Data-informed decision-making


Most clients need a combination of gut instinct and relevant, accurate data to make good decisions. Here’s how you can help them make sense of the numbers


  • Integrated business systems hold loads of useful information: it’s just a case of surfacing it.
  • Structuring the chart of accounts using jobs, categories, tags and more can help business owners understand what they are reading.
  • Encourage small business owners to trust their instincts, alongside the data.

A simple question I ask my clients is: ‘What information would you like at your fingertips to inform your decisions?’. Integrated business systems are full of data and, as a number-loving accountant, I use various strategies and technologies to help surface helpful client data.

I will explain what tools and strategies I’ve used over the last decade, starting within the accounting package and working out through to the more complex scenarios and requirements.

Design, define and refine

There’s massive value in structuring the chart of accounts and using jobs, categories, tags and so on, to surface nuanced, helpful business information.

Here’s a simple accounting hack you’re welcome to steal from me. I often find small business owners don’t split out their income, so they’re unable to determine the profitability of different areas of the business. The secret to doing this is hidden in plain sight. I ask them to show me a copy of their business card and – voilà! – it lists the services they offer.

From there, I can adapt the business card information into their chart of accounts, giving us a starting point to monitor segmented profitability. I also like to get the chart of accounts into the business’s language, so they can understand and use it. In fact, you can take it a step further and use the translate feature within Google Chrome to translate the software into their language.

Popular online accounting solutions include internal reporting customisation options, from filtering and grouping data differently to comparing data across periods and defining different report layouts. Time spent training in this functionality pays long-term dividends.

Accountants love manipulating data in spreadsheets. If, like me, you often toggle between your online accounting software and Google Sheets, linking the two could be a real time-saver. G-Accon can be installed in your Chrome browser to link and sync the solutions. It offers the ability to export raw data, bulk uploads, templates and consolidated reporting.

If your preference is Microsoft Excel, Google Sheets can be downloaded in Microsoft Excel format, or take a look at EXL Cloud, which does similar linking with Microsoft Excel.

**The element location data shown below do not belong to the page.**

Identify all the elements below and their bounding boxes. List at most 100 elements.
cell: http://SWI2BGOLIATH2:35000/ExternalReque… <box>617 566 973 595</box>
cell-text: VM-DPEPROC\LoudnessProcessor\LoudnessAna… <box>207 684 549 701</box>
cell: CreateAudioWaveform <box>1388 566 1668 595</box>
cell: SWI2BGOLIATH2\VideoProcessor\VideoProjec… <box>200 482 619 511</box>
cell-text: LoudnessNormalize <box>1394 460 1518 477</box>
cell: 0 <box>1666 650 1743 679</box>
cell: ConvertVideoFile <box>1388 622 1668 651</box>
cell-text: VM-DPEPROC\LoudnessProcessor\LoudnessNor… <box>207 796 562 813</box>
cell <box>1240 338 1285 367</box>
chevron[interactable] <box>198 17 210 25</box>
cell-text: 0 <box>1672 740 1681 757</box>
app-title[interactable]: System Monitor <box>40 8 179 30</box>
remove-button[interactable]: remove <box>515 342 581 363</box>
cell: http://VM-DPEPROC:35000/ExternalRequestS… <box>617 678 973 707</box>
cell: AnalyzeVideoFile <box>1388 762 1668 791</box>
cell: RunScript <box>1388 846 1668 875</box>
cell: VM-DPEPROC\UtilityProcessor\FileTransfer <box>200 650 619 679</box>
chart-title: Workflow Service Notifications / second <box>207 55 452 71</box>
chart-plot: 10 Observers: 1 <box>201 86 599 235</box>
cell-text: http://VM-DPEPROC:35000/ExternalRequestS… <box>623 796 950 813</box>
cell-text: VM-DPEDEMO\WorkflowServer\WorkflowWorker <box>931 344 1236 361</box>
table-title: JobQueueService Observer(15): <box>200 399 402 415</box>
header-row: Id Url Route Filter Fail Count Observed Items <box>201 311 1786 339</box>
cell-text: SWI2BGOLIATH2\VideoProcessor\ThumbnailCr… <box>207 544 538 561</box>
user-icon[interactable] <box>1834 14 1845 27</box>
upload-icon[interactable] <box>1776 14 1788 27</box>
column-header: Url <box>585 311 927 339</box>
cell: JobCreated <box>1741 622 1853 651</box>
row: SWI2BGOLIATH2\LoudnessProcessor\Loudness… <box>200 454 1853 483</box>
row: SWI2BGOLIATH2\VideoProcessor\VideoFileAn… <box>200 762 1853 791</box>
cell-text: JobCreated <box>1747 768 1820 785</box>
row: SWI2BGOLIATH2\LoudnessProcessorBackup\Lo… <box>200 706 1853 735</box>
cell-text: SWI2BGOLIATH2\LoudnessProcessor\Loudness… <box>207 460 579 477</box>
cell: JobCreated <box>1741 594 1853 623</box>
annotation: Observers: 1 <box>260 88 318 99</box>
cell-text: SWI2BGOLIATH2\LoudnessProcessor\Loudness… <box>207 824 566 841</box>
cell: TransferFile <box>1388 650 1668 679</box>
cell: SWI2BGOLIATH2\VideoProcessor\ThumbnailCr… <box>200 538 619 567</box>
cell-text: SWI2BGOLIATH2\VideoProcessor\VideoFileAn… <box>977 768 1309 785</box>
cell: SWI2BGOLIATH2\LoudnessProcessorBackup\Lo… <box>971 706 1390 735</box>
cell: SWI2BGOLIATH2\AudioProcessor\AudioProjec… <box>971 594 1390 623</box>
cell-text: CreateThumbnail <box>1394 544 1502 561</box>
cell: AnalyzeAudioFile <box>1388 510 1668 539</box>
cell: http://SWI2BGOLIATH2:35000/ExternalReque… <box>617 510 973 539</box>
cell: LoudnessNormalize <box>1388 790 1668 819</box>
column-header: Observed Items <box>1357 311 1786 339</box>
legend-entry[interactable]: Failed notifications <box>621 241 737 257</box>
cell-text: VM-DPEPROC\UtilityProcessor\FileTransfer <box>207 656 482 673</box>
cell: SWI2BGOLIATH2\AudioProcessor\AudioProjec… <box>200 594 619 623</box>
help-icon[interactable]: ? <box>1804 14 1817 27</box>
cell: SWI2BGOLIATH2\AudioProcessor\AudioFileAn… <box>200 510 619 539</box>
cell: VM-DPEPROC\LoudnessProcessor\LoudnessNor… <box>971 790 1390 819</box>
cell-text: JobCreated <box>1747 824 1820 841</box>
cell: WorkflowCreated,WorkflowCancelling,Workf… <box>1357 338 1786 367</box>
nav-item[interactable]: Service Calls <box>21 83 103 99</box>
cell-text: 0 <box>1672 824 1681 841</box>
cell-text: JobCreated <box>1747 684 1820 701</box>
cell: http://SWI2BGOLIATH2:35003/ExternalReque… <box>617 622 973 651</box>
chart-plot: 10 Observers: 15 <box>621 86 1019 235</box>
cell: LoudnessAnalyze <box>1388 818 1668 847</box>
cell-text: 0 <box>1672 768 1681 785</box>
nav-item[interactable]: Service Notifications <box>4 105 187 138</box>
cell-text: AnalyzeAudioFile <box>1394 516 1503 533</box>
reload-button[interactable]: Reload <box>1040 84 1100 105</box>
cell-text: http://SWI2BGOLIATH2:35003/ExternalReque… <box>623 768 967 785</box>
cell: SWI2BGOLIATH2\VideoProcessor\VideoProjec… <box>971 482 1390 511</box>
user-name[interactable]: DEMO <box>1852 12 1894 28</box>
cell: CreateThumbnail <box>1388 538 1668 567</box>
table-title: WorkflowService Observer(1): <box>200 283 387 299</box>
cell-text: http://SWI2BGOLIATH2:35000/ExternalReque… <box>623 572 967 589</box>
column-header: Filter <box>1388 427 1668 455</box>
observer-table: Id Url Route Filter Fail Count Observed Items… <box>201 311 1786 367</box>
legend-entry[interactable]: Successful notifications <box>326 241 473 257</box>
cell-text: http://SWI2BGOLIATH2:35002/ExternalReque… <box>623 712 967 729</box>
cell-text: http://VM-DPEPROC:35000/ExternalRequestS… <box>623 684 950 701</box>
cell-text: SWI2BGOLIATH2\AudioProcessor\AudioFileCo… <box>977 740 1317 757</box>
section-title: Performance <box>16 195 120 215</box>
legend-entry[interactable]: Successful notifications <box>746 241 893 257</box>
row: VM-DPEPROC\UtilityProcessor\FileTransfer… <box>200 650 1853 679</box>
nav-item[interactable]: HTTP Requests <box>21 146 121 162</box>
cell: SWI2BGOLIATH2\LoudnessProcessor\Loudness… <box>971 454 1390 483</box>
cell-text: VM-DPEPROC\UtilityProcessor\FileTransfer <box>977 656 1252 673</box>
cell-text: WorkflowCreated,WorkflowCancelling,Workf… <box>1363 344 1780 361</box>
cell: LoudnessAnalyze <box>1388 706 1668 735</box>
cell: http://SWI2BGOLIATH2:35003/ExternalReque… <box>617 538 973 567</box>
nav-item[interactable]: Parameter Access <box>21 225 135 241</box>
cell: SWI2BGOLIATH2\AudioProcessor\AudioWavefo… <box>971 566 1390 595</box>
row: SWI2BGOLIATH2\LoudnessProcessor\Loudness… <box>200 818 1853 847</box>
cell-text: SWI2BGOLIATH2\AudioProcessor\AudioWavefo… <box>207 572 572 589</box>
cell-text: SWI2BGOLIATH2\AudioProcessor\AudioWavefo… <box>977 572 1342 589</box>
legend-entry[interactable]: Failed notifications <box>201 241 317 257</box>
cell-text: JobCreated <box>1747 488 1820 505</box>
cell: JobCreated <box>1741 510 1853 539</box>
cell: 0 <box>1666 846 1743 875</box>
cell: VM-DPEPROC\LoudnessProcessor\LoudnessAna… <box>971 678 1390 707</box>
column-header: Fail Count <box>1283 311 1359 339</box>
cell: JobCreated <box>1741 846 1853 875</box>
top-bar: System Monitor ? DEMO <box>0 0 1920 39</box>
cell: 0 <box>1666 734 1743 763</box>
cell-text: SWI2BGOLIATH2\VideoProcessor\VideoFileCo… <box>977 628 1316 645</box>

Plug-and-play visual and reporting solutions

I encourage clients to use dashboards to help them drive their business to their desired location (business goals). I don’t expect my clients to understand every dashboard aspect instantly, but I believe it’s achievable.

Plug-and-play solutions feature visually stunning management and forecasting reporting options and can be quick to roll out supporting discussions about business trends and building out forecasts, budgets and analysis.

There’s a plethora of overlapping solutions available. Many small business owners ask, ‘Where has my cash gone?’ or ‘Why is my bank account balance not the same as my profit?’. I like the cash flow waterfall chart found in Fathom because it visually helps them see where the money went. Fathom was one of the original reporting solutions in this space and a massive rebuild of its forecasting and micro-forecasting in 2020 has improved the functionality, making it easier to use.

Spotlight Reporting has added Spotlight Sustain to its collection. The solution is focused on ESG reporting: tracking environmental, social and governance metrics. For the not-for-profit clients, Calxa has a suite of purpose-built solutions that includes the ability to discharge grant acquittal.

Powerful, customisable reporting

When comprehensive reporting is required, I’ll refer clients to talk to Microsoft Power BI experts who can design suitable reports, graphs and dashboards. If financial modelling piques your interest, it’s certainly a skill in high demand, but I’m happy to handball the development to the legion of experts in the field.

For multi-entity clients, a new solution designed to solve this problem is Translucent. It is built unlike any other solution I use. The way I explain it is that when your accounting files are connected, it breaks down the data into LEGO blocks (the technically correct term is data warehouse). As your five-year-old self knows, when you have a pile of LEGO blocks, you can build almost anything you can imagine.

I’ll also mention that Translucent has a phenomenally fast search app that searches transactions and attachments.

If the business is moving into enterprise resource planning (ERP) requirements, a solution like NetSuite offers standard reporting, report building options, a suite of analytical tools, customisable dashboards and the ability to export CSV files. The ERP solution also has a marketplace of reporting apps if you need more options!

Gut instinct

Remind your small business owners that they have a superpower that external accountants and bookkeepers don’t possess: gut instinct about their own business. They know their business. They know their industry. They know the market trends. Support clients to let their experience and insight complement the numbers, and embrace data-informed decisions.

I encourage clients to have faith in their gut instinct and ask questions like ‘Do the numbers seem reasonable?’, ‘Are the movements what we expected? and ‘Are the profits what we anticipated?’.

Lead the way

It’s a massive fail if we only see accounting software as a compliance tool that captures data for a tax return. Combining innovative reporting technology with strategic advice is a big win for SMEs and can help them make decisions and drive the business forward. By surfacing clean data promptly in a consistent format, you and your client can focus on the numbers and where the numbers are moving, and build upon that knowledge.